Lo peor no fue que cambiaran a Nubia, la maestra bella y dulce. Esa que nos enseñaba con juegos, nos limpiaba la cara con su pañuelo recién planchado que olía a flores. La que reía con nuestras pilatunas y de vez en cuando nos hacía un regaño cariñoso. Nunca la escuchamos gritar. Su tono de voz apenas sobresalía en la bulla que armábamos al mover los pupitres cuando nos proponía alguna actividad. Era suficiente con saber que iba a darnos alguna explicación para que todos disminuyéramos el tono de voz o comenzáramos a propagar el ¡shsss…! Cuando entraba al salón se iniciaba siempre una aventura, un descubrimiento.

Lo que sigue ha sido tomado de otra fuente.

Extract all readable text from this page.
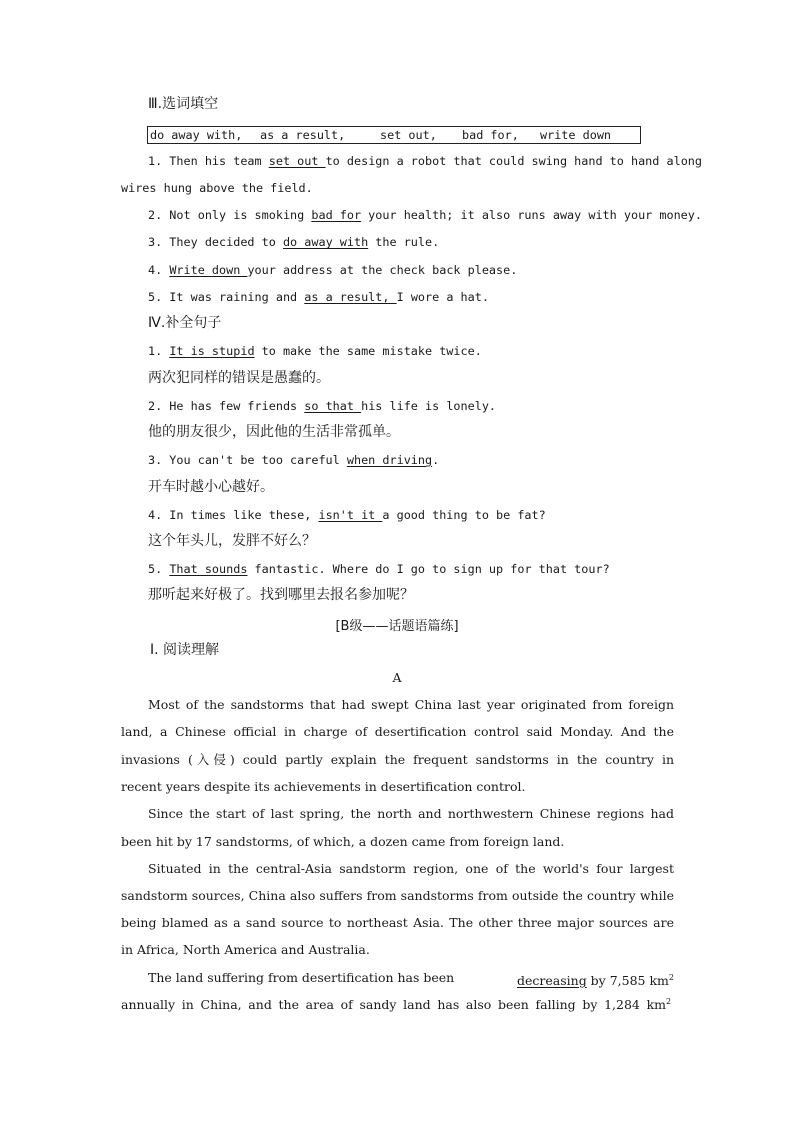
Ⅲ.选词填空
do away with, as a result,	set out, bad for, write down
1. Then his team set out to design a robot that could swing hand to hand along
wires hung above the field.
2. Not only is smoking bad for your health; it also runs away with your money.
3. They decided to do away with the rule.
4. Write down your address at the check back please.
5. It was raining and as a result, I wore a hat.
Ⅳ.补全句子
1. It is stupid to make the same mistake twice.
两次犯同样的错误是愚蠢的。
2. He has few friends so that his life is lonely.
他的朋友很少，因此他的生活非常孤单。
3. You can't be too careful when driving.
开车时越小心越好。
4. In times like these, isn't it a good thing to be fat?
这个年头儿，发胖不好么？
5. That sounds fantastic. Where do I go to sign up for that tour?
那听起来好极了。找到哪里去报名参加呢？
[B级——话题语篇练]
Ⅰ. 阅读理解
A
Most of the sandstorms that had swept China last year originated from foreign
land, a Chinese official in charge of desertification control said Monday. And the
invasions (入侵) could partly explain the frequent sandstorms in the country in
recent years despite its achievements in desertification control.
Since the start of last spring, the north and northwestern Chinese regions had
been hit by 17 sandstorms, of which, a dozen came from foreign land.
Situated in the central-Asia sandstorm region, one of the world's four largest
sandstorm sources, China also suffers from sandstorms from outside the country while
being blamed as a sand source to northeast Asia. The other three major sources are
in Africa, North America and Australia.
The land suffering from desertification has been	decreasing by 7,585 $km^2$
annually in China, and the area of sandy land has also been falling by 1,284 km $^2$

¿De qué modo lograba la atención y el entusiasmo de treinta chiquillos? Ni ella misma sabía la clave de ese misterio. Le bastaba con ser como era, tener los ojos almendrados, esa boca pequeña, su frente pálida y ancha que a veces yo lograba dibujar como la luna. El cielo del salón se encendía con ese transitar de pared a pared, de puerta a ventana, de mesa a pupitre, en espiral, en círculo, en ele, en laberinto. Porque con ella cambiábamos la disposición de las sillas para no mirar siempre hacia el mismo lado. Nos decía que los pupitres eran planetas y estaban en constante movimiento de traslación en torno a un centro. Para mí el centro era ella, toda luz dorada, sentada en medio, atrás, apretada en el asiento junto a cualquiera de nosotros, contando algo sobre las hormigas, armando un juego con los números, haciendo historias sobre las letras. No había manera de distraerse porque ella era la principal distracción.

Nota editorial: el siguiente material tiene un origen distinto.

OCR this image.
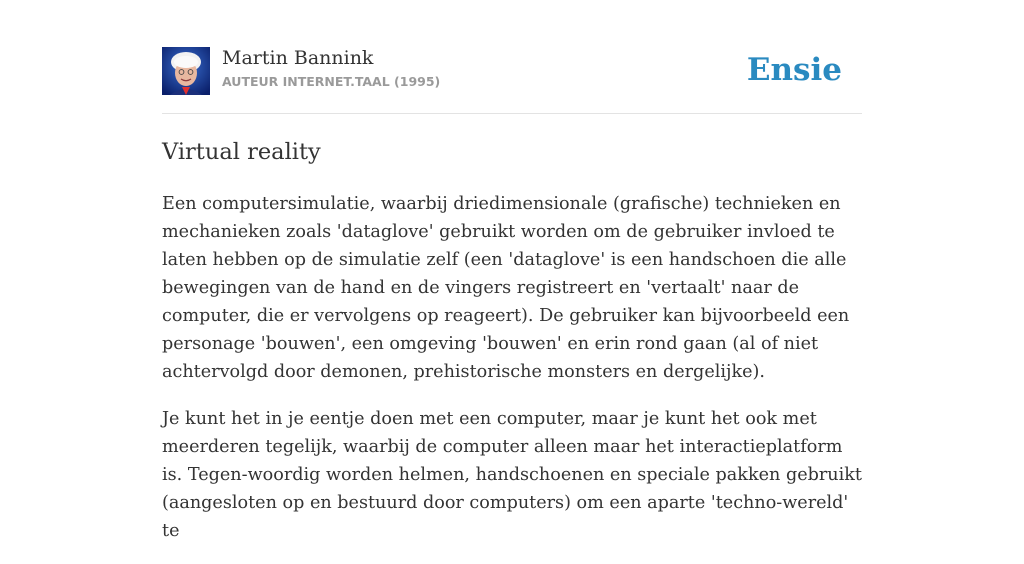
Martin Bannink
AUTEUR INTERNET.TAAL (1995)	Ensie
Virtual reality

Een computersimulatie, waarbij driedimensionale (grafische) technieken en mechanieken zoals 'dataglove' gebruikt worden om de gebruiker invloed te laten hebben op de simulatie zelf (een 'dataglove' is een handschoen die alle bewegingen van de hand en de vingers registreert en 'vertaalt' naar de computer, die er vervolgens op reageert). De gebruiker kan bijvoorbeeld een personage 'bouwen', een omgeving 'bouwen' en erin rond gaan (al of niet achtervolgd door demonen, prehistorische monsters en dergelijke).

Je kunt het in je eentje doen met een computer, maar je kunt het ook met meerderen tegelijk, waarbij de computer alleen maar het interactieplatform is. Tegen-woordig worden helmen, handschoenen en speciale pakken gebruikt (aangesloten op en bestuurd door computers) om een aparte 'techno-wereld' te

Aquella tarde entró la rectora al salón y esto siempre era el anuncio de cosas graves. La acompañaba una mujer gruesa, de rostro redondo y mirada punzante. La presentó como la nueva profesora. No nos dio explicaciones. Pensó que no las merecíamos, que siete años no era una edad para entender, ni para preguntar por razones y menos para extrañar. Era una edad para obedecer. ¿Qué habría ocurrido con nuestra amada Nubia? Todos teníamos la pregunta atascada como un mamoncillo en la garganta. En la clase hubo una conmoción planetaria. Cuando la rectora se fue, pasamos de la sorpresa al llanto y el salón se llenó de berridos. La nueva quiso imponer silencio con su vozarrón, pero no podíamos dejar de llorar, brazos entrelazados, cabeza sobre el pupitre, mocos manchando el cuaderno. Esto debió molestarla mucho. Nos ordenó arrancar una hoja para hacer una plana. Tuvimos que escribir a toda velocidad, sin compasión. La frase todavía me retumba. Apenas podía garrapatear las letras con las lágrimas. Lo que siguió fue tristeza, monotonía, miedo.
Lo peor no fue la ausencia de Nubia. Lo peor fue seguirla esperando, no saber dónde buscarla, no poder llorar por ella. Lo peor fue esa plana obligada que decía: «Quiero mucho a mi nueva profesora Marina».